La sua prima mossa? Una lettera ad Atac e Ama, le due municipalizzate di trasporti e rifiuti, dove i vertici hanno rimesso il mandato. E poi l’audit sul Bilancio. La giunta della Raggi, però, non arriverà prima del 7 luglio («se la prende comoda», ironizza il Pd), prima seduta del consiglio comunale. Ma gli assessori non firmeranno il codice etico «grillino», quello con la multa da 150 mila euro per i trasgressori.
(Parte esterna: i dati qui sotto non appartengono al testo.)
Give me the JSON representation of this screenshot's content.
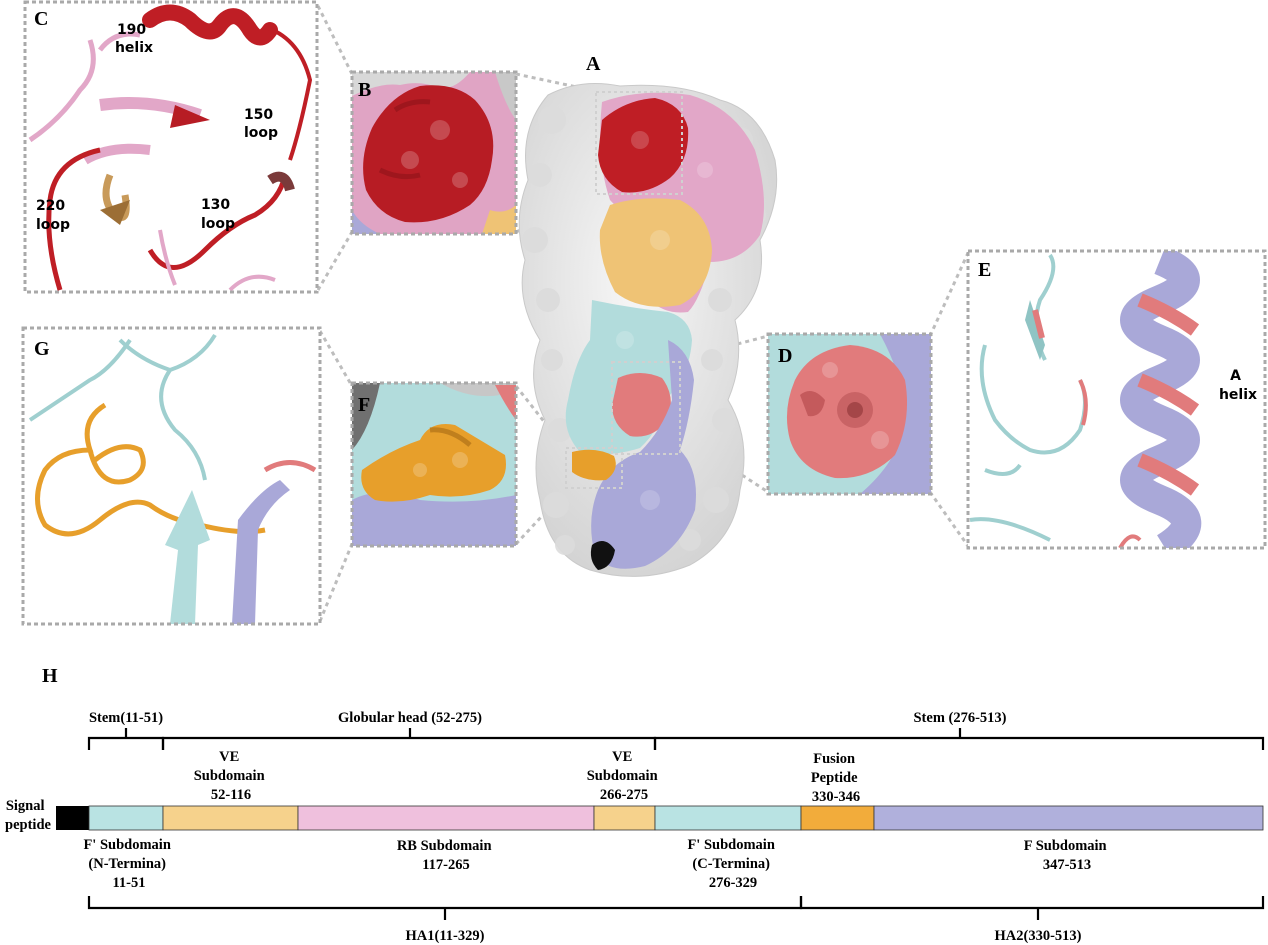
{
  "panels": {
    "a": "A",
    "b": "B",
    "c": "C",
    "d": "D",
    "e": "E",
    "f": "F",
    "g": "G",
    "h": "H"
  },
  "panel_c": {
    "helix_190": [
      "190",
      "helix"
    ],
    "loop_150": [
      "150",
      "loop"
    ],
    "loop_130": [
      "130",
      "loop"
    ],
    "loop_220": [
      "220",
      "loop"
    ]
  },
  "panel_e": {
    "a_helix": [
      "A",
      "helix"
    ]
  },
  "domain_map": {
    "top_labels": {
      "stem_n": "Stem(11-51)",
      "globular": "Globular head (52-275)",
      "stem_c": "Stem (276-513)"
    },
    "signal_peptide": [
      "Signal",
      "peptide"
    ],
    "above_bar": {
      "ve1": [
        "VE",
        "Subdomain",
        "52-116"
      ],
      "ve2": [
        "VE",
        "Subdomain",
        "266-275"
      ],
      "fusion": [
        "Fusion",
        "Peptide",
        "330-346"
      ]
    },
    "below_bar": {
      "f_n": [
        "F' Subdomain",
        "(N-Termina)",
        "11-51"
      ],
      "rb": [
        "RB Subdomain",
        "117-265"
      ],
      "f_c": [
        "F' Subdomain",
        "(C-Termina)",
        "276-329"
      ],
      "f": [
        "F Subdomain",
        "347-513"
      ]
    },
    "bottom_labels": {
      "ha1": "HA1(11-329)",
      "ha2": "HA2(330-513)"
    },
    "colors": {
      "signal": "#000000",
      "f_prime": "#b9e3e3",
      "ve": "#f6d28c",
      "rb": "#efc0dd",
      "fusion": "#f2ac3b",
      "f": "#b0b0dc"
    }
  },
  "protein_colors": {
    "white_surface": "#e9e9e9",
    "rb_site": "#bf1e25",
    "rb_pink": "#e2a7c8",
    "ve_gold": "#efc375",
    "f_cyan": "#b2dcdc",
    "salmon": "#e17b7c",
    "lavender": "#a9a8d8",
    "fusion_orange": "#e79f2b"
  }
}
Del resto, anche nel «contratto», si specifica che quella norma vale solo per gli iscritti al Movimento, e i membri di giunta possono essere revocati dal sindaco quando vuole.
«Quella possibilità – dice Raggi – era stata inserita perché all’inizio si pensava che alcuni consiglieri potessero diventare assessori, ma non sarà così. Comunque gli assessori ne sono orgogliosi del codice e lo rispetteranno». Altra grana, quella sul salario accessorio dei dipendenti. Il commissario Tronca, prima di andar via, ha tagliato una parte di quelle retribuzioni e i sindacati sono già sul piede di guerra.
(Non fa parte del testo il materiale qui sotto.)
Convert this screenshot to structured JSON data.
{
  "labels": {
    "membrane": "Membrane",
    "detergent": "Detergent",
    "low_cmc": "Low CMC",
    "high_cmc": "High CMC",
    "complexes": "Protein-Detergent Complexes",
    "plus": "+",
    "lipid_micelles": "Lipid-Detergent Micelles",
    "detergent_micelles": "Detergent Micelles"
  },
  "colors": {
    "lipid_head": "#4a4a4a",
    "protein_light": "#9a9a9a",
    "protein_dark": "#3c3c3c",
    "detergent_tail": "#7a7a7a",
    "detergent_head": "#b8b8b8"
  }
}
Mentre la Raggi s’insediava in Campidoglio, altri sindaci «grillini» come lei, vittoriosi nei ballottaggi del 19 giugno, si son visti a porte chiuse nella «Sala Tatarella» di Montecitorio col vicepresidente della Camera, Luigi Di Maio, responsabile degli Enti locali di M5S. Così è nato il Super Direttorio, o «gruppo di coordinamento» o «cabina di regia» che dir si voglia, formato da parlamentari e da consiglieri regionali che avranno il compito di aiutare i sindaci M5S sul territorio. Di Maio dirigerà la struttura e avrà tre referenti: uno per il Nord e l’Emilia-Romagna (Riccardo Fraccaro), uno per il Centro e la Sardegna (Alfonso Bonafede) e un altro per il Sud (il deputato regionale siciliano Giancarlo Cancelleri). A loro volta, i tre, coordineranno i referenti di ogni singola regione. Alla riunione di ieri c’era il sindaco di Livorno, Filippo Nogarin, ma non quello di Parma, Federico Pizzarotti, tuttora sospeso dal Movimento, a cui non è stato mandato l’invito: «Rammaricato di essere stato escluso», la sua reazione.
Ai sindaci vecchi e nuovi (si rivedranno tutti a Imola, ad ottobre, per la festa del Movimento) sono state mostrate le 129 prime proposte di legge presentate dagli iscritti 5 Stelle in tutta Italia, consultabili sulla piattaforma Rousseau : dal «reddito di cittadinanza» al «fondo per ogni bambino che nasce», dalla «moneta elettronica» alla «riapertura delle case chiuse». Istanze dal basso che diventano ipotesi di lavoro. «Si chiama democrazia partecipata – chiosa il sindaco di Venaria Reale, Roberto Falcone —. Perché non vincono i 5 Stelle. A vincere sono sempre e solo i cittadini».